Sei que não é porque o meu conteúdo carece de profissionalismo. É tudo por causa da minha aparência — barriga saliente, peito achatado, membros grossos. Sei que pareço uma piada na indústria da moda.Assim, decidi submeter-me a uma cirurgia estética, determinada a não deixar que a minha aparência se tornasse um obstáculo ao sucesso profissional.
Se, depois de ler até aqui, me achas ridícula, superficial ou vaidosa, então deves ler o livro de Deborah L. Rhode, The Beauty Bias.Este livro expõe de forma crua a dura realidade de que «quanto melhor for a sua aparência, mais fácil será ser promovido e ganhar mais», ao mesmo tempo que revela uma verdade ainda mais chocante: 43% das mulheres sobrecarregadas de trabalho são frequentemente criticadas pelos colegas e ganham significativamente menos do que as suas colegas mais atraentes.Este tema sensível é considerado um «tabu profissional» — algo que todos sabem, mas evitam discutir.
Sinceramente, nunca detestei a minha aparência quando era criança. Nunca me faltaram amigos ou atenção masculina.

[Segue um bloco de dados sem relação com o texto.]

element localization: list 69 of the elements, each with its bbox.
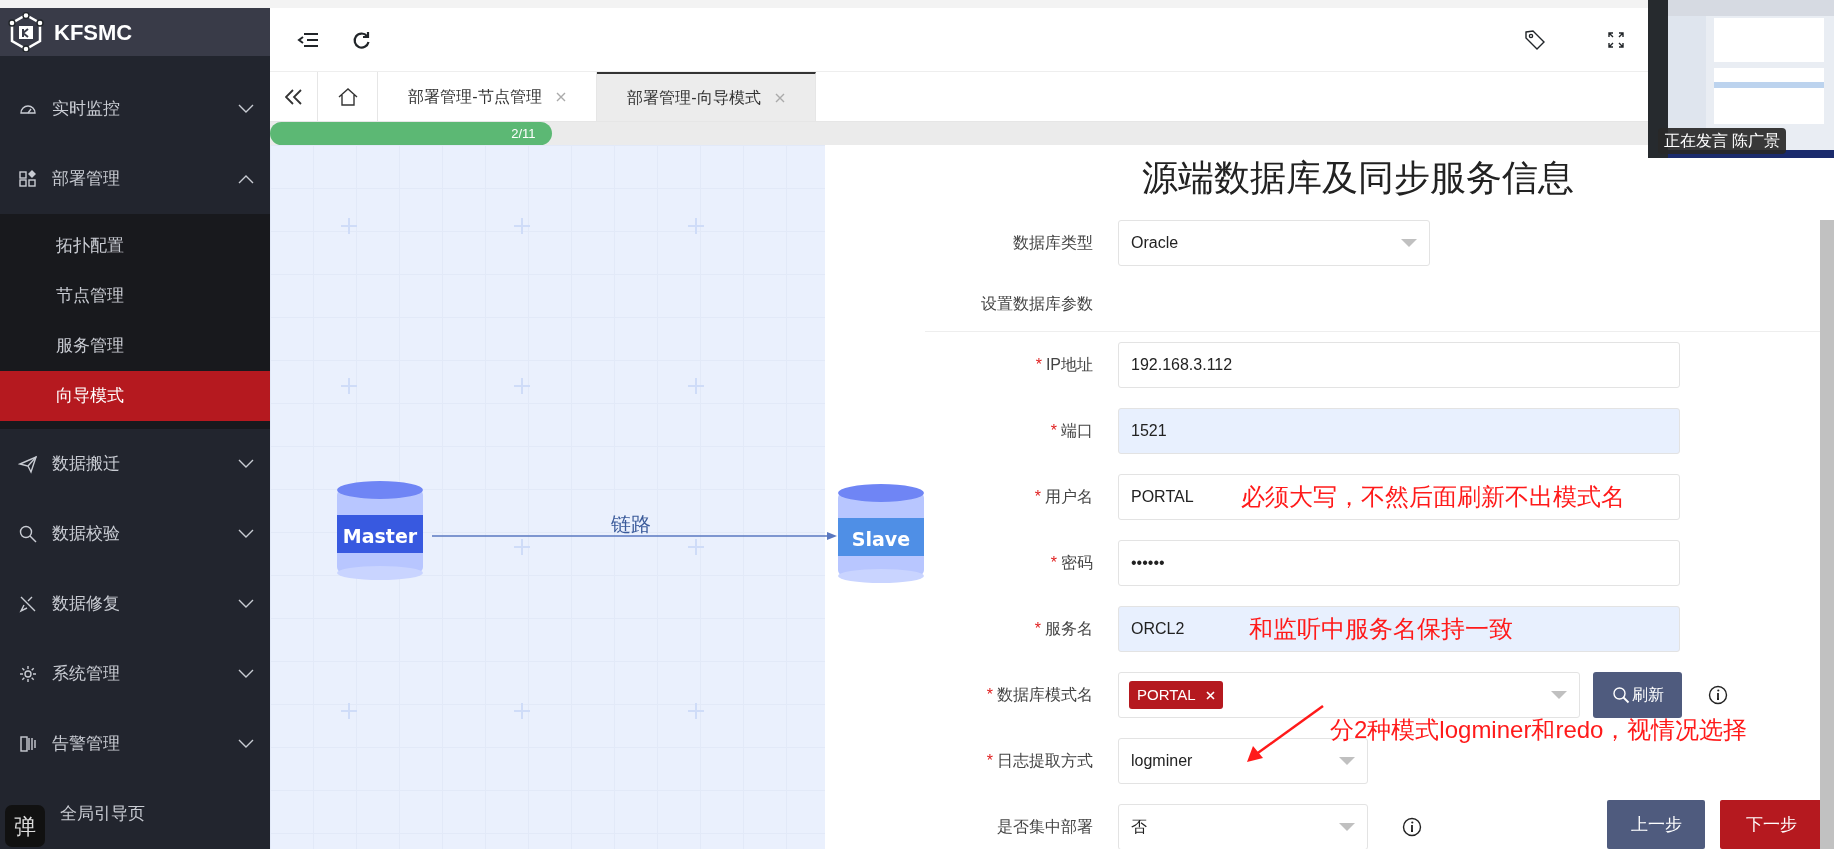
refresh-button[interactable]: 刷新: [1593, 672, 1682, 718]
back-button[interactable]: 上一步: [1607, 800, 1705, 849]
field-label: * 密码: [1049, 553, 1094, 573]
fullscreen-icon[interactable]: [1608, 31, 1624, 48]
node-label: Master: [342, 525, 418, 547]
annotation-text: 分2种模式logminer和redo，视情况选择: [1330, 719, 1748, 741]
menu-icon: [18, 664, 38, 684]
sidebar-item[interactable]: 告警管理: [0, 709, 270, 779]
sidebar-item[interactable]: 全局引导页: [52, 801, 145, 827]
sidebar-item[interactable]: 数据修复: [0, 569, 270, 639]
logo-text: KFSMC: [54, 18, 133, 47]
tab-label[interactable]: 部署管理-向导模式: [627, 85, 761, 110]
annotation-text: 必须大写，不然后面刷新不出模式名: [1241, 486, 1625, 508]
sidebar-item[interactable]: 部署管理: [0, 144, 270, 214]
home-icon: [337, 87, 358, 106]
caret-icon: [1339, 823, 1355, 831]
section-label: 设置数据库参数: [980, 293, 1094, 314]
submenu-item[interactable]: 向导模式: [0, 371, 270, 421]
node-label: Slave: [851, 528, 911, 550]
annotation-text: 和监听中服务名保持一致: [1249, 618, 1513, 640]
field-label: 是否集中部署: [996, 817, 1094, 837]
form-title: 源端数据库及同步服务信息: [1140, 155, 1575, 200]
sidebar-item[interactable]: 系统管理: [0, 639, 270, 709]
select-field[interactable]: Oracle: [1118, 220, 1430, 266]
caret-icon: [1339, 757, 1355, 765]
menu-icon: [18, 594, 38, 614]
link-label: 链路: [611, 512, 651, 536]
field-label: * IP地址: [1034, 355, 1094, 375]
caret-icon: [1551, 691, 1567, 699]
caret-icon: [1401, 239, 1417, 247]
sidebar-item[interactable]: 实时监控: [0, 74, 270, 144]
progress-label: 2/11: [511, 124, 536, 143]
field-label: * 端口: [1049, 421, 1094, 441]
menu-fold-icon[interactable]: [297, 30, 319, 49]
tab[interactable]: 部署管理-向导模式: [597, 72, 816, 121]
sidebar-item[interactable]: 数据校验: [0, 499, 270, 569]
tag-icon[interactable]: [1524, 28, 1546, 51]
menu-icon: [18, 524, 38, 544]
tag-chip[interactable]: PORTAL: [1129, 680, 1223, 710]
collapse-icon[interactable]: [284, 88, 303, 105]
input-field[interactable]: ••••••: [1118, 540, 1680, 586]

Até me sentia confiante com a minha aparência, um sentimento que desapareceu assim que entrei na indústria da moda.Nesta indústria, todos se pavoneiam como se estivessem perpetuamente numa passarela. A minha dura realidade é esta: na «corrida pela progressão na carreira», a beleza tem um valor imenso. Diariamente, interajo com todos, desde designers a decisores, discutindo seleções de tecidos e a estética das lojas de retalho. Observando cada indivíduo, cheguei a uma conclusão: é extremamente raro encontrar uma executiva na moda que não seja impressionantemente atraente. As minhas duas superiores, por exemplo, possuem aparências particularmente impressionantes.Ambas são chefes de departamento que supervisionam orçamentos anuais de vários milhões de libras. Além da sua inteligência, elas possuem atributos inegáveis: traços refinados, maquilhagem impecável, postura graciosa e a aura excepcional que vem com isso. Uma colega uma vez me aconselhou que a primeira lição que ela aprendeu com a sua chefe glamorosa foi esta: «Para se tornar importante no trabalho, você deve primeiro parecer "importante"».Para as mulheres, isso não significa apenas vestir-se bem; implica esforçar-se para ser o mais cativante e excepcional possível, desde o rosto até ao corpo. Não tenho motivos para duvidar das suas palavras, pois já testemunhei isso várias vezes: quando duas mulheres com habilidades profissionais comparáveis competem pela mesma posição ou promoção, a mais atraente invariavelmente prevalece.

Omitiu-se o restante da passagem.